August 30, 2013 at 12:30 PM | categories: Mozilla

Have you ever wondered what the machines in Mozilla's automation infrastructure are doing all the time? I have. So, I decided to create a visualization of this data. You can find it at http://automation-dashboard.paas.allizom.org/.

When you start looking at the visualizations, you notice something: there's a lot of time when machines aren't doing anything! All that white space between jobs is time machines are not processing jobs. This is capacity Mozilla is failing to utilize.

While some may say Mozilla's automation infrastructure has a load or capacity problem, I say it has an efficiency problem. The average machine in our automation infrastructure is doing work less than 50% of the time during weekdays. Now, some of this might be VMs that are powered off (due to low demand). But considering physical machines are also under-utilized, I'd say it's a global problem.

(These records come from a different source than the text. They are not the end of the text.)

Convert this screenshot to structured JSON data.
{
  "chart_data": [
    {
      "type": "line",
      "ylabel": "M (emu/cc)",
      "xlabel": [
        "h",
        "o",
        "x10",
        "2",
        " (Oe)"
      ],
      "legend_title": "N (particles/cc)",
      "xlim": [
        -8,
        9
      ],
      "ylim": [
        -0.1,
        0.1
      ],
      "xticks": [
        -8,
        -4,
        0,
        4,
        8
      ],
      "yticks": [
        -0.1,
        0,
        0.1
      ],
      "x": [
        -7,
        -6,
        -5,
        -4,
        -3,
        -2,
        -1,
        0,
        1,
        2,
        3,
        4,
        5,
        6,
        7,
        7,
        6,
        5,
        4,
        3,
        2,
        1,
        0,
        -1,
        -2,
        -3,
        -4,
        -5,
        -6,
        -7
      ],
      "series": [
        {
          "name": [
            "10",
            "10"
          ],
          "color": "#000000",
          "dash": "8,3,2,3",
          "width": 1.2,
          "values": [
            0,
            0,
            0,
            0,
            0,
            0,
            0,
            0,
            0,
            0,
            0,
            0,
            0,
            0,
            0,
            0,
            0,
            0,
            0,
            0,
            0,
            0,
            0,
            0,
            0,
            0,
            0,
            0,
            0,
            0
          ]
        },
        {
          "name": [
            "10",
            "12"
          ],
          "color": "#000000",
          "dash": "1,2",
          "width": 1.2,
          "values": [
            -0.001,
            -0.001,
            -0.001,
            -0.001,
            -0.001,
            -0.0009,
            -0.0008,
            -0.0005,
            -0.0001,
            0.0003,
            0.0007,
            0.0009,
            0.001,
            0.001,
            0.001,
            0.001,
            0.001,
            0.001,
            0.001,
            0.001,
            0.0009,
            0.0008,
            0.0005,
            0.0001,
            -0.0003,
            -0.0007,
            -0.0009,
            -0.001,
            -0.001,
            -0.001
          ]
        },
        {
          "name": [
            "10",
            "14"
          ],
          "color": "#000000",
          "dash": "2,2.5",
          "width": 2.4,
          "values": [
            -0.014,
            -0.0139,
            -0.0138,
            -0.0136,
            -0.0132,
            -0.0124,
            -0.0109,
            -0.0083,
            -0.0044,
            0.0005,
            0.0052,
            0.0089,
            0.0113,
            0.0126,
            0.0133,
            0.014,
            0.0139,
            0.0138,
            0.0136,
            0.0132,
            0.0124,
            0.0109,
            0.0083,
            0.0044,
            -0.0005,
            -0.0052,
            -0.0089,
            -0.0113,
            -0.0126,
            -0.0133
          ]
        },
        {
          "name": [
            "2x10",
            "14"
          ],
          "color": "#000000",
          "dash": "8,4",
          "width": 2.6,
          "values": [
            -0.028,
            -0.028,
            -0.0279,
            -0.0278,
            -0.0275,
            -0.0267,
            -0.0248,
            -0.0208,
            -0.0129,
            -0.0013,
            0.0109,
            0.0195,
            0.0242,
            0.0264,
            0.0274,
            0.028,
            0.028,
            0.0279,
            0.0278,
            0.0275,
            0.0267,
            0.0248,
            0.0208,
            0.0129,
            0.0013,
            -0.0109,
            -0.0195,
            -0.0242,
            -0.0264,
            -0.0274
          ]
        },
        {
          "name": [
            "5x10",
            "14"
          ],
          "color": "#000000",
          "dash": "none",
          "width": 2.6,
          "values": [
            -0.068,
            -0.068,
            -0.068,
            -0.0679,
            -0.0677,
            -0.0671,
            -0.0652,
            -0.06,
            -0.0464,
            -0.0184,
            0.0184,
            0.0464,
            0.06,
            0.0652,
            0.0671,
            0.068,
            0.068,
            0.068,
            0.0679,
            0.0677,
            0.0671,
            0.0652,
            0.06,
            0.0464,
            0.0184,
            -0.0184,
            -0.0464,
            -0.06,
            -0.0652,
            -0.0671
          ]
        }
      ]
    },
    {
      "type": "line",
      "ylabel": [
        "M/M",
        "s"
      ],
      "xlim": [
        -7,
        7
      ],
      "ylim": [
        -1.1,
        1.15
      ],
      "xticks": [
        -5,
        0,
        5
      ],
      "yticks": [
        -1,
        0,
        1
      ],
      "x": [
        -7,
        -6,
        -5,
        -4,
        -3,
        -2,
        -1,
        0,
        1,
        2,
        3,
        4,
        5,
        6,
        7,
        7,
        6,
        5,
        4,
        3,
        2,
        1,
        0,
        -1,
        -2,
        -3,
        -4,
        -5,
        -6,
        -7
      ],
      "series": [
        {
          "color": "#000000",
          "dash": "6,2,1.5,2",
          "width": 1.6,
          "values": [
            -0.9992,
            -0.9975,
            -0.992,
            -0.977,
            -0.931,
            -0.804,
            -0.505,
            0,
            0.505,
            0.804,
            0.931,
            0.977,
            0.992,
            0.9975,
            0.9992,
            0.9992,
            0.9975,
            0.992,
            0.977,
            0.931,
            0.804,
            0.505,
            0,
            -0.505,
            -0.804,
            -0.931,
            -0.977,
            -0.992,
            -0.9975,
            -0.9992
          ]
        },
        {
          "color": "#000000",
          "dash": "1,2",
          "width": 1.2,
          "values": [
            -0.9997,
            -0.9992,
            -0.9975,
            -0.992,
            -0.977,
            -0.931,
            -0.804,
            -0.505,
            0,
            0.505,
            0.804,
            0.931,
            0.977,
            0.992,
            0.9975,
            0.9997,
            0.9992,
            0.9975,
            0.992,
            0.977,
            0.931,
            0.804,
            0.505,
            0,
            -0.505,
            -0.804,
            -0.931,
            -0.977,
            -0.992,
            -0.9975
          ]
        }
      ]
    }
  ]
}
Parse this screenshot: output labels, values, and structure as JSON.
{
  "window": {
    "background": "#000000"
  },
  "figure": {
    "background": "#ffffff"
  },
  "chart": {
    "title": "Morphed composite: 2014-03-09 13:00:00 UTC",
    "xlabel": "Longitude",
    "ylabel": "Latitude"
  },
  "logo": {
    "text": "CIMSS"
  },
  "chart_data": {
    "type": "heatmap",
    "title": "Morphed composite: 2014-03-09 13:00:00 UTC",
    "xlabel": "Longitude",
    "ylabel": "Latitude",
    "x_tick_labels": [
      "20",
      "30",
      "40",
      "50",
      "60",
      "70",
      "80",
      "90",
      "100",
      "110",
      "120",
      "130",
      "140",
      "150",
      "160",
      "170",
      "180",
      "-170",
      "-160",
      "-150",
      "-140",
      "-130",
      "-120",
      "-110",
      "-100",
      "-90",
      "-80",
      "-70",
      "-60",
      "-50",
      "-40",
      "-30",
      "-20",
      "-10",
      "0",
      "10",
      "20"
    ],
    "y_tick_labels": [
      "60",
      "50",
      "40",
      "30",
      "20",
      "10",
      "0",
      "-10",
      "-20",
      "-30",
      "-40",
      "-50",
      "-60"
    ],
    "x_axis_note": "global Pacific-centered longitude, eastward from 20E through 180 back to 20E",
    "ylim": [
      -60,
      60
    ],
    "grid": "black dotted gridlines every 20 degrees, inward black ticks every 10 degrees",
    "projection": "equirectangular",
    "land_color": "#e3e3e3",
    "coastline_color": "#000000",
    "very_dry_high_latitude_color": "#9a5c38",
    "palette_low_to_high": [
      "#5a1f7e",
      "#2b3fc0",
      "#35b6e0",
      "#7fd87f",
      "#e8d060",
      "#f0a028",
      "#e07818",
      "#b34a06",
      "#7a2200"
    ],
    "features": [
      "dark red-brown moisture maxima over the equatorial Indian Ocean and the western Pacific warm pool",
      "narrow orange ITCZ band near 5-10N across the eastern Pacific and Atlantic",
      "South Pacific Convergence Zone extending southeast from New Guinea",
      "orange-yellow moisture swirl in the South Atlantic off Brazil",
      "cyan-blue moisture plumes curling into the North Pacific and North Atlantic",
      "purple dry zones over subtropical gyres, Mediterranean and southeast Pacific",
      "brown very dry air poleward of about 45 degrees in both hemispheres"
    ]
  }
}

Oh, and don't get too hung up with a machine-job efficiency metric. While important, it's only part of the problem. When jobs are running, they are typically only using a fraction of the CPU available to them. From data now available in mozharness, we know that many test suites only use 10-15% CPU. If you combine this with sub-50% machine utilization in terms of jobs, I estimate we're only utilizing somewhere between 5-10% of available CPU cycles in our automation infrastructure. We have a magnitude more capacity in the machines we already have. We don't have a capacity problem, we have an efficiency problem. In my opinion we should throw less time and money at new hardware and invest in maximizing the return from what we have.

Edit 2013-09-03

I started a thread about this data in another forum and others have pointed out that the data in this post is incomplete. Notably absent from this data is when on-demand EC2 instances are shut down, when there are or aren't jobs scheduled (if jobs aren't scheduled, poor machine utilization isn't such a big deal), and when some maintainence tasks are performed (e.g. Panda boards are checked for consistency between jobs). While we could probably hook job scheduling data up to the graph and numbers easily, I don't believe data on slave uptime or background tasks is publicly available. Perhaps we should publish this data to facilitate deeper analysis.

A goal of this post was to shed light on how little we utilize some of the machines in our automation infrastructure in order to inspire a conversation and ultimately to address the perceived problem. It was not a goal to point fingers and cast blame. If I inadvertently performed the latter or seemed to jump to conclusions based on incomplete data, I apologize.